Merge pull request #501 from tarrenj/multiple-deploy-keys

martin389 · web-flow · commit 2db2a7e2a295 · 2020-11-13T16:40:00.000+10:00
Multiple deploy keys
diff --git a/content/developers/overview/managing-deploy-keys.md b/content/developers/overview/managing-deploy-keys.md
@@ -83,6 +83,32 @@ See [our guide on Git automation with tokens][git-automation].

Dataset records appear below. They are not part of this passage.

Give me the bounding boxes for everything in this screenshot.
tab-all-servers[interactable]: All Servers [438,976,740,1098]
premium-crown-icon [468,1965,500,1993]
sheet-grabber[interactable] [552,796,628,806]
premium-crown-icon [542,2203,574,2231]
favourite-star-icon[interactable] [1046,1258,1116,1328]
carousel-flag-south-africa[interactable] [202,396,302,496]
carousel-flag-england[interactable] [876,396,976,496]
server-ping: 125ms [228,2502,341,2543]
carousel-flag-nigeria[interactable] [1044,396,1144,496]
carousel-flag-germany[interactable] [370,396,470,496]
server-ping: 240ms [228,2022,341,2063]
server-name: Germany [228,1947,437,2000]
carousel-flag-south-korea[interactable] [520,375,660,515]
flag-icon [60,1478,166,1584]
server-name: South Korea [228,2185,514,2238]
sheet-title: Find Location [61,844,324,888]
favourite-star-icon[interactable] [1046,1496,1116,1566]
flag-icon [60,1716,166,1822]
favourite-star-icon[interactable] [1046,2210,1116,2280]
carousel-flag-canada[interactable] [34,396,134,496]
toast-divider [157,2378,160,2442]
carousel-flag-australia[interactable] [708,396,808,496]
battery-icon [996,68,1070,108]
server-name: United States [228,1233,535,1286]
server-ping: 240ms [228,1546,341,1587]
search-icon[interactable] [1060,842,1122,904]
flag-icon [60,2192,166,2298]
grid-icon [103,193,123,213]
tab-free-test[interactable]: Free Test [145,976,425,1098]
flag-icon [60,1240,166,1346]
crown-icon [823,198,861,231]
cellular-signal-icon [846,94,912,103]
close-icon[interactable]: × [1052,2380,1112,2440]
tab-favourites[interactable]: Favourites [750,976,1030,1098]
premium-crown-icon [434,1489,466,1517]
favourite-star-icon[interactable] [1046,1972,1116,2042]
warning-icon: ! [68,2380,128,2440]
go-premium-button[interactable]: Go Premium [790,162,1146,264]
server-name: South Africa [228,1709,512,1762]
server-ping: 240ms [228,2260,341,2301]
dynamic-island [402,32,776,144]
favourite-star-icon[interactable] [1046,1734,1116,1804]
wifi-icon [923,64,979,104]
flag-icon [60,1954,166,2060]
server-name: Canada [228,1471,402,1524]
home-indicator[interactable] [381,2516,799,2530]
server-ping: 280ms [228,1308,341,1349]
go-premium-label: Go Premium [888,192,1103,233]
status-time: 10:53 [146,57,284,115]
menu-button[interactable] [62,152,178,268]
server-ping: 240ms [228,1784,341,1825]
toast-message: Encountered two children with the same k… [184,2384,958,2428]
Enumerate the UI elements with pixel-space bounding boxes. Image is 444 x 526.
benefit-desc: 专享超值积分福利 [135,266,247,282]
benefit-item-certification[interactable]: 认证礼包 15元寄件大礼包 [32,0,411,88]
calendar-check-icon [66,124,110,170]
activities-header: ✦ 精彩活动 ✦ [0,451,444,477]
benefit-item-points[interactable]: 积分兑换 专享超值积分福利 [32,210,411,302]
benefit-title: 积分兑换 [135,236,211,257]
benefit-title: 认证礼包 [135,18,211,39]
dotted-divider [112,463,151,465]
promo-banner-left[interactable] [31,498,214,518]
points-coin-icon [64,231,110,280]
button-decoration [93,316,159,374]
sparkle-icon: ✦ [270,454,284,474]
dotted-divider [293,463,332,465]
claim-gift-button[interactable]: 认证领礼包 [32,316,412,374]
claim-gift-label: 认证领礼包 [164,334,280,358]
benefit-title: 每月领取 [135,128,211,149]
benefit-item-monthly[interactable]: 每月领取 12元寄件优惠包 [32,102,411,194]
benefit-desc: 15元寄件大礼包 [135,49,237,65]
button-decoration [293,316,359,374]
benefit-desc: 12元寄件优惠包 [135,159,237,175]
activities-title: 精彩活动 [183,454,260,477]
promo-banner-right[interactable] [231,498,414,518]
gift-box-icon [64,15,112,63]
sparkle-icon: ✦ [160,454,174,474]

 7. Select **Allow write access** if you want this key to have write access to the repository. A deploy key with write access lets a deployment push to the repository.
 8. Click **Add key**.
 
+##### Using multiple repositories on one server
+
+If you use multiple repositories on one server, you will need to generate a dedicated key pair for each one. You can't reuse a deploy key for multiple repositories.
+
+In the server's SSH configuration file (usually `~/.ssh/config`), add an alias entry for each repository. For example:
+
+```bash
+Host {% if currentVersion == "free-pro-team@latest" %}github.com{% else %}my-GHE-hostname.com{% endif %}-repo-0
+        Hostname {% if currentVersion == "free-pro-team@latest" %}github.com{% else %}my-GHE-hostname.com{% endif %}
+        IdentityFile=/home/user/.ssh/repo-0_deploy_key
+
+Host {% if currentVersion == "free-pro-team@latest" %}github.com{% else %}my-GHE-hostname.com{% endif %}-repo-1
+        Hostname {% if currentVersion == "free-pro-team@latest" %}github.com{% else %}my-GHE-hostname.com{% endif %}
+        IdentityFile=/home/user/.ssh/repo-1_deploy_key
+```
+
+* `Host {% if currentVersion == "free-pro-team@latest" %}github.com{% else %}my-GHE-hostname.com{% endif %}-repo-0` - The repository's alias.
+* `Hostname {% if currentVersion == "free-pro-team@latest" %}github.com{% else %}my-GHE-hostname.com{% endif %}` - Configures the hostname to use with the alias.
+* `IdentityFile=/home/user/.ssh/repo-0_deploy_key` - Assigns a private key to the alias.
+
+You can then use the hostname's alias to interact with the repository using SSH, which will use the unique deploy key assigned to that alias. For example:
+
+```bash
+$ git clone git@{% if currentVersion == "free-pro-team@latest" %}github.com{% else %}my-GHE-hostname.com{% endif %}-repo-1:OWNER/repo-1.git
+```
+
 ### Machine users
 
 If your server needs to access multiple repositories, you can create a new {% data variables.product.product_name %} account and attach an SSH key that will be used exclusively for automation. Since this {% data variables.product.product_name %} account won't be used by a human, it's called a _machine user_. You can add the machine user as a [collaborator][collaborator] on a personal repository (granting read and write access), as an [outside collaborator][outside-collaborator] on an organization repository (granting read, write, or admin access), or to a [team][team] with access to the repositories it needs to automate (granting the permissions of the team).